Das Landgericht führt zu Recht aus, dass diese Grundsätze vorstehend keine Anwendung finden. Zum einen handelt es sich um eine gemeinsame Darlehensaufnahme mit einer gesamtschuldnerischen Verpflichtung der damaligen Eheleute S. und nicht nur um eine Bürgschaft für eine fremde Schuld. Zum anderen hat die Beklagte nicht nur aus rein emotionaler Verbundenheit der Darlehensaufnahme zugestimmt, sondern im Hinblick darauf, dass sie selbst hälftiges Miteigentum erworben hat, auch ein eigenes wirtschaftliches Interesse an der Darlehensaufnahme gehabt. Sie hat damit einen Gegenwert für ihre Mithaftung erworben. Der Einwand, das Haus sei den Preis nicht wert gewesen, kann der Klägerin als Darlehensgeberin nicht entgegengehalten werden.
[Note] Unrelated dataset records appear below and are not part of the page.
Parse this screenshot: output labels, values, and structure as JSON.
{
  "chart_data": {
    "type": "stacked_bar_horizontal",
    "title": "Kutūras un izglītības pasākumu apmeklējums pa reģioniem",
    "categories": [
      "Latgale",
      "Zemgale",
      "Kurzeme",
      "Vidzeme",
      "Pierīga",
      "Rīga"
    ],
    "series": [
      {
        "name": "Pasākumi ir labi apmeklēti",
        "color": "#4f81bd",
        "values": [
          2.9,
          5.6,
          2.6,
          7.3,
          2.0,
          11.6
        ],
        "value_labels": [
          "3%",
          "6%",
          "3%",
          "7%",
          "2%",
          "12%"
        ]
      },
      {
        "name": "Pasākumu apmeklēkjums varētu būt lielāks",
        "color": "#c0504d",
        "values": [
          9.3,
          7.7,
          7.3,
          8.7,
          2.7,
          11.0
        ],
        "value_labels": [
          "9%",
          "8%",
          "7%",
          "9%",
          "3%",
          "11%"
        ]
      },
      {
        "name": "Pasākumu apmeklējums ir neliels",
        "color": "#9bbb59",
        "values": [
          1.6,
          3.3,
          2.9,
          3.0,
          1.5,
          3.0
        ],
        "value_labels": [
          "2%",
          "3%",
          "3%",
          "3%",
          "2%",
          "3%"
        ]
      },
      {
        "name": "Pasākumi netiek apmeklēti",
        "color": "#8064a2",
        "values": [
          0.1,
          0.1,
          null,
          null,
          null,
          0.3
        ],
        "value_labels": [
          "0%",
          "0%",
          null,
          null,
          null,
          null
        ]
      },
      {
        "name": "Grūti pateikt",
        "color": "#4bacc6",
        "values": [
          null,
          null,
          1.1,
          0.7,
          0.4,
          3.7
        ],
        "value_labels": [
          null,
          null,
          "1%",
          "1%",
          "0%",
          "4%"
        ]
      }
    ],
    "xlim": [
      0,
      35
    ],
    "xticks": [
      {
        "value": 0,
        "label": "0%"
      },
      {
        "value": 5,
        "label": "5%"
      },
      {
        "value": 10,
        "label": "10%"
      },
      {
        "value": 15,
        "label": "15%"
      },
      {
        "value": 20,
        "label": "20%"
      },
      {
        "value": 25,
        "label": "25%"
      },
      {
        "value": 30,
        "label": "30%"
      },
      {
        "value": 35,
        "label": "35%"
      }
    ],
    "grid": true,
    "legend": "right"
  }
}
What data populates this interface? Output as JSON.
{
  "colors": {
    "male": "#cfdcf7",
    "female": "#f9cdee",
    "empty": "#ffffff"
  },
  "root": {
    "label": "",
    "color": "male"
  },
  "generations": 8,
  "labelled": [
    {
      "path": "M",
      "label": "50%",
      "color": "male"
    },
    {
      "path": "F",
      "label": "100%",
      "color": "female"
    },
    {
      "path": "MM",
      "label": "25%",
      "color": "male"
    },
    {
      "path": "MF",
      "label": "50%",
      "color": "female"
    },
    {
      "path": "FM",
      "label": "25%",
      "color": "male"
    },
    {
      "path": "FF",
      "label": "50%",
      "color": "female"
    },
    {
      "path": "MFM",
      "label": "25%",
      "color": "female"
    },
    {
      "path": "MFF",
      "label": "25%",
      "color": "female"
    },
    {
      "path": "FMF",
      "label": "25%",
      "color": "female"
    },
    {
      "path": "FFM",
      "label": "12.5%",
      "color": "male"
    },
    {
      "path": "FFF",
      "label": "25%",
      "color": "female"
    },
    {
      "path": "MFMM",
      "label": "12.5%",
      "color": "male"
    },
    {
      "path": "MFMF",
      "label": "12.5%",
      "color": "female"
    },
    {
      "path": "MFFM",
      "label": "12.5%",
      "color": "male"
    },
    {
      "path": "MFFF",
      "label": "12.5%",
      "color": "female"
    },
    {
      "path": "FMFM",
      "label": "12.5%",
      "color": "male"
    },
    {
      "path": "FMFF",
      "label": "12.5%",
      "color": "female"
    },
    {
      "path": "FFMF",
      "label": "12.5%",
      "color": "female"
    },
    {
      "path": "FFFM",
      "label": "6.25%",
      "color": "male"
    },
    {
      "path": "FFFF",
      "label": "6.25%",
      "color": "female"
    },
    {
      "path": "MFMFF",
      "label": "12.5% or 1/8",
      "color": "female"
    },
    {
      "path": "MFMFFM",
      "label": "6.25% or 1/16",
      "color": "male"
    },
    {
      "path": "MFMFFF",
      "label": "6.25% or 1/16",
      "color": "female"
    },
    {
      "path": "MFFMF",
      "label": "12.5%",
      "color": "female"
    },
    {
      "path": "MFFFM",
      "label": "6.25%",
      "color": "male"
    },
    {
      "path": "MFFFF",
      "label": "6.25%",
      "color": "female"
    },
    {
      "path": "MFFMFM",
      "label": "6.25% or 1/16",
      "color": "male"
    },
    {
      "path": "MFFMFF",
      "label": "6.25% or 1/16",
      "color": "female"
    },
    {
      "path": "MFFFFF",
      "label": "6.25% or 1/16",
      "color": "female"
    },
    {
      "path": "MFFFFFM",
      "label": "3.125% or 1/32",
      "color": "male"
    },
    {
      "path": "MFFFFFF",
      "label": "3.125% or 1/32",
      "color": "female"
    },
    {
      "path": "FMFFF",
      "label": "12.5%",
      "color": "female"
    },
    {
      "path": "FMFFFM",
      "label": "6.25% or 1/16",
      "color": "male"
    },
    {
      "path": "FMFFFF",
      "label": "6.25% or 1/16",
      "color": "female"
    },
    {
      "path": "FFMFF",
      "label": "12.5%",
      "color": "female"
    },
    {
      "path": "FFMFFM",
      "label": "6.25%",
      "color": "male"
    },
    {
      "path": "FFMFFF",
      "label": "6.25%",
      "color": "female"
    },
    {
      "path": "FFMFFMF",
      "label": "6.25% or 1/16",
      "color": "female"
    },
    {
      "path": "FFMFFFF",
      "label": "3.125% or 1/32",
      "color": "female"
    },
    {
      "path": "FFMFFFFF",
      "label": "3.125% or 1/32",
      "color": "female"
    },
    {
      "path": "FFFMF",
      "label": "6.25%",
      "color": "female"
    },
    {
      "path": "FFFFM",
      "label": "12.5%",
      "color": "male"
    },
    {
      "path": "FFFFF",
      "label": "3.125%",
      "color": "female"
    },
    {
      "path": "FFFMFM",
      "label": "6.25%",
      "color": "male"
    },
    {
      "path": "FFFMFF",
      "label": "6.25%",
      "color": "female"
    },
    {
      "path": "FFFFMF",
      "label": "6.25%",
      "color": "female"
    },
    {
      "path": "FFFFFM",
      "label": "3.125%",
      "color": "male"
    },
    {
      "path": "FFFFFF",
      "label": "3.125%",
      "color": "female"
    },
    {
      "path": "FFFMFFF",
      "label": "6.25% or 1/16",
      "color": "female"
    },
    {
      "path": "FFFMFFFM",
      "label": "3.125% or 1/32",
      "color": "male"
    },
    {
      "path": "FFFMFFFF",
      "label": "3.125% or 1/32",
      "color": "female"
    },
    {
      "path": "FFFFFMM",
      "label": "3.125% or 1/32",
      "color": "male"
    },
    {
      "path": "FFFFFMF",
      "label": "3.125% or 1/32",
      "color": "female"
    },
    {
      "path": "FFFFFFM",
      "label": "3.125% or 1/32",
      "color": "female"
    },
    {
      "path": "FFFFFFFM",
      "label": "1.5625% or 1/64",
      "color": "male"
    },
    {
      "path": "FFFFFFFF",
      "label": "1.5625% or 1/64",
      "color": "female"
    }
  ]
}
Die Darlehensgeberin trifft hinsichtlich der Werthaltigkeit des finanzierten Objekts keine Aufklärungs- oder Beratungspflicht, soweit sie nicht ausnahmsweise gegenüber dem Darlehensnehmer über ein Sonderwissen verfügt. Es steht auch der Klägerin frei, welchen Gesamtschuldner sie in Anspruch nimmt. Es bleibt der Beklagten unbenommen im Innenverhältnis gegenüber ihrem Ehemann Rückgriff zu nehmen, soweit die Voraussetzungen hierfür vorliegen.
Die Beschwerde war aus den dargelegten Gründen zurückzuweisen.